Abbiamo piegato perfino il dizionario della storia a questo linguaggio così ossessivo. Siamo in guerra, è come in guerra, e dopo le vittime al fronte dovremo fare i conti con la ricostruzione. Un parallelismo infondato per mille e ovvi motivi: basta leggere un paio di pagine di storia, o consultare qualche testimonianza ancora viva, per rendersi conto che il Covid-19 non ha nulla da spartire con la tragedia dei milioni di morti che si sono andati sommando nel corso di due guerre mondiali, consumate, di fatto, in continuità, per una trentina di anni. Accostare soltanto eventi così diversi non fa onore alla nostra intelligenza, e alla memoria di chi ha vissuto quelle pagine di storia, tra le più drammatiche da quando l’uomo è entrato nell’età della ragione.

Poi è arrivata la seconda fase del coronavirus: l’apertura delle porte. Molto graduale, ovviamente, forse perfino troppo timida. Ma anche qui le nostre parole, i nostri toni, il nostro modo di dialogare con gli altri, non è uscito dalla trappola del coronavirus, dalle leggi che il Covid-19 ha imposto. E allora, altre interrogativi angoscianti. Quest’anno faremo le vacanze? E dove? Il mio lavoro che futuro avrà e quali saranno i danni accumulati? In autunno ci sarà la ricaduta? Tante domande e molti insulti, al confine con l’odio, attizzati dalla rabbia come abbiamo raccontato qui, laddove servirebbero solo ragionevolezza, freddezza e buonsenso.

Non parliamo del discorso pubblico. Il governo ha stravolto l’agenda della comunicazione incentrandola per mesi attorno alla sua raffica di provvedimenti. Così hanno fatto poi i vari governatori nei rispettivi territori. Una fetta del palcoscenico della parola è stata arraffata da esperti, virologi, medici, commissari. Tutti pronti a cavalcare, con opaco narcisismo, questa onda della popolarità, della parola facile, purché sia declinata secondo l’alfabeto del Covid-19. Tutti reclutati nell’orgia delle parole, ad altissimi livelli di ascolti, con le quali riempire i contenuti adrenalinici dei talk show. Non siamo riusciti neanche per un giorno, dicasi uno, a prendere un minimo di distanza di sicurezza, di lucido distacco, dagli effetti a catena del virus. Un giorno abbiamo discusso (e litigato) per le mascherine, il giorno dopo per le messe. Mai una pausa.

PSICOLOGIA E CORONAVIRUS

E adesso? Non c’è bisogno dello psicologo o dell’analista per rendersi conto che la dittatura della parola del coronavirus è un altro virus dal quale dobbiamo liberarci. Basta. L’affondo è riuscito anche per una nostra inerzia psichica, per una fragilità che ha messo a nudo quanto siamo esposti, dopo anni di rimozione, all’inquietudine e alla paura della cosa più naturale della nostra vita. La morte.

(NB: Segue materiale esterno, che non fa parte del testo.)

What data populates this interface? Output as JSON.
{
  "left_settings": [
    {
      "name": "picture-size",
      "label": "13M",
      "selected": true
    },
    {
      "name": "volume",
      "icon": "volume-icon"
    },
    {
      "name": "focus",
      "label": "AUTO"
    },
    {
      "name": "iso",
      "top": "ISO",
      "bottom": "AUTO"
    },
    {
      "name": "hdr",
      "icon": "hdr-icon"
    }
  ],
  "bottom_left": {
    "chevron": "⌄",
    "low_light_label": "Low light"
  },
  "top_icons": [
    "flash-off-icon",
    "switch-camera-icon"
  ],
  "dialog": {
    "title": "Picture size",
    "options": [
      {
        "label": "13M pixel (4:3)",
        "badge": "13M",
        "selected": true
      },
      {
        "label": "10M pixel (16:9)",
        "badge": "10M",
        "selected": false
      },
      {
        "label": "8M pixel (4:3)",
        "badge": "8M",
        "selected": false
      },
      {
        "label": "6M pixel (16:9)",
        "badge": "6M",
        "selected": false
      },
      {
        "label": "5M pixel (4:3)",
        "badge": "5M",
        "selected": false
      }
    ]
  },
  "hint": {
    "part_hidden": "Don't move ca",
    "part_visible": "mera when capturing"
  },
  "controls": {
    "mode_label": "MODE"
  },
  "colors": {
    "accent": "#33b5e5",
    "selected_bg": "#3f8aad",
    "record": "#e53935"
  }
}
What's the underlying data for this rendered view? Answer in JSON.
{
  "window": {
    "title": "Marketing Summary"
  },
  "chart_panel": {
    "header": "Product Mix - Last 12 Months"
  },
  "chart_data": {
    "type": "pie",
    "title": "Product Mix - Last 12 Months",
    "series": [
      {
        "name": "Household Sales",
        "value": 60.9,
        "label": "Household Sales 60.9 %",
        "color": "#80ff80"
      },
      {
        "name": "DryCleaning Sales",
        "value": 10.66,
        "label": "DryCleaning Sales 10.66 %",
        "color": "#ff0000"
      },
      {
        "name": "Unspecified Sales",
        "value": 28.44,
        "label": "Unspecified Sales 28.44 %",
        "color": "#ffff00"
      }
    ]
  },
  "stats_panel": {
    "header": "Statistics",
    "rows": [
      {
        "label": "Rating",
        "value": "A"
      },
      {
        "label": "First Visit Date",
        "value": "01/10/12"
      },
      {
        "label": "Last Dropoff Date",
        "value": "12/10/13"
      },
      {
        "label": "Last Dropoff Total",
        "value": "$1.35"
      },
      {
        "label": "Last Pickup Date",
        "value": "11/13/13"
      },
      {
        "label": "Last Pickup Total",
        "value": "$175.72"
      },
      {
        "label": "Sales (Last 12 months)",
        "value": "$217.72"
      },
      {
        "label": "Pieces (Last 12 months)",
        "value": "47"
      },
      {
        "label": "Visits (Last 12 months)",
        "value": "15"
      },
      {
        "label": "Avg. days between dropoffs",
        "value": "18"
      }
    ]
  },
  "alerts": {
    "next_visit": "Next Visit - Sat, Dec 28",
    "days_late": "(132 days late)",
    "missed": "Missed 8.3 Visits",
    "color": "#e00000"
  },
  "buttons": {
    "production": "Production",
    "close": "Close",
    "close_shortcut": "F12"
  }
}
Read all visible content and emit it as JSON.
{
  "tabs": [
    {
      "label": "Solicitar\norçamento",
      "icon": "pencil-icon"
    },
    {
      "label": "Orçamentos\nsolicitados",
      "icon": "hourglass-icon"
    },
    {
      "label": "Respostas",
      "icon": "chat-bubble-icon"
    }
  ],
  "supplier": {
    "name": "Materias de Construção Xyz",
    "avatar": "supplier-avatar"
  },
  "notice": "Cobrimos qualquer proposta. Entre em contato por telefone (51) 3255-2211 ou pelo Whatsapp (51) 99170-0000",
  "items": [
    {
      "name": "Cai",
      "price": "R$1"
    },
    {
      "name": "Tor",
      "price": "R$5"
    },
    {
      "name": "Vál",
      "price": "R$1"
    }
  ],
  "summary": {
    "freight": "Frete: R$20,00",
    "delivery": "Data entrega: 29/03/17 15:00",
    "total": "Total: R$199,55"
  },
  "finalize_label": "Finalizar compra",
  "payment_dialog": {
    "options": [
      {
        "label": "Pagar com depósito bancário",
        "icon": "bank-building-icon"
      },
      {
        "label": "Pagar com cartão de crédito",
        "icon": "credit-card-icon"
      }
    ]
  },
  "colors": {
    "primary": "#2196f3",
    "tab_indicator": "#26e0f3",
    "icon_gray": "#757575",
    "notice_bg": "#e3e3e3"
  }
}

Come tutte le dittature, anche quella del Covid-19 per essere abbattuta ha bisogno della nostra reazione, di una forma di accerchiamento. Serve un buon esercizio di leggerezza, e qualche buona pratica. Proviamo a girare pagina, come quando durante una conversazione tra amici ci rendiamo conto di avere toccato un tasto inopportuno. Facciamolo con delicatezza, ma anche con molta determinazione. Magari ci riusciamo.